Thursday, July 28, 2016

Review by FC Lee of Without Title by Geoffrey Hill

I lack the knowledge to appreciate this poetry collection by the acclaimed British poet, Geoffrey Hill. Reading it, I felt the same confusion that I sometimes feel reading T. S. Eliot. But when reading Eliot, I am less lost than I was here, and the beauty of Eliot's language holds me even when I am lost. This did not. I perceived that the author was serious in his intent; that he liked wordplay; that these poems speak of mortality, old age, and poetry itself. Yet I found the poems inaccessible, and was moved only rarely (usually by references to nature: plants, trees, birds).

A less ignorant reader would presumably like these poems better. The start of the first poem in the collection may be enough to determine this. The poem is titled "Improvisation on 'O Welt ich muss dich lassen'" and the opening four lines are:

     Traurig as one is between bearers, dancers,
     old comrades from the Crem or at the Palais,
     that's not the issue. Can't decide among
     the cheap comedians. I do panic.

With the aid of the internet, I deciphered the German in the title and the poem's first word, yet even then remained largely baffled.

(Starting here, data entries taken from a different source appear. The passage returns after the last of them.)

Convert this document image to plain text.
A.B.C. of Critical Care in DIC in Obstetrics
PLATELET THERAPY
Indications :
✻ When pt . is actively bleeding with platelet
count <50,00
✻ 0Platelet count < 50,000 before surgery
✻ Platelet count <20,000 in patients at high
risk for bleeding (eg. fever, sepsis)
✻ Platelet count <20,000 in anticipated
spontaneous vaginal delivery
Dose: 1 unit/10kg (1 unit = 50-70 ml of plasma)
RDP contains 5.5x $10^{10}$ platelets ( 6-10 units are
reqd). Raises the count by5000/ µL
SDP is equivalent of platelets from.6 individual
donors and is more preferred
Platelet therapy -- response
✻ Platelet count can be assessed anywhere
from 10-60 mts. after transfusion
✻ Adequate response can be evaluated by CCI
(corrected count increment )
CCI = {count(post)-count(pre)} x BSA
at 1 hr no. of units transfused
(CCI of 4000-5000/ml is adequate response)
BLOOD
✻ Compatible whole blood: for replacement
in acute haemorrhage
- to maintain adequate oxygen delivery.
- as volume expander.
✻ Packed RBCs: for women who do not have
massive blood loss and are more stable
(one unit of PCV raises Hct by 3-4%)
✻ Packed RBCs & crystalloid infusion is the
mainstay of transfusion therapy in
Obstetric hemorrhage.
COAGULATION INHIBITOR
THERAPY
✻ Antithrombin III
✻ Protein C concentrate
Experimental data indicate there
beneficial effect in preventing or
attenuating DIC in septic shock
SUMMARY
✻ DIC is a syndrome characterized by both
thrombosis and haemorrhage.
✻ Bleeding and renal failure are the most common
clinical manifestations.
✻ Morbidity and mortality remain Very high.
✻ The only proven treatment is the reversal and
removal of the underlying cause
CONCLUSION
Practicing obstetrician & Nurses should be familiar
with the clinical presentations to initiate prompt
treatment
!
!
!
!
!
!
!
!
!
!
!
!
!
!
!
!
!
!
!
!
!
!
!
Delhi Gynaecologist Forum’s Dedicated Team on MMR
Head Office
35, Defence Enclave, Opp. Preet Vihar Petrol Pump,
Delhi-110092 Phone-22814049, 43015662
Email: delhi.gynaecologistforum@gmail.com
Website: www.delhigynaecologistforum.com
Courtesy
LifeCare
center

The poems I liked best were "The Jumping Boy," which has a lightness to it as it returns (I think) to the narrator's childhood; "Offertorium: Suffolk, July 2003," with its specific, detailed invocation of nature; the brief, melancholic "Luxe, Calme et Volupte," and "Epiphany at Hurcott," especially for its lovely last line, which could almost be a minimalist poem by itself:

    The lake, reflective, floats, brimfull, its tawny sky.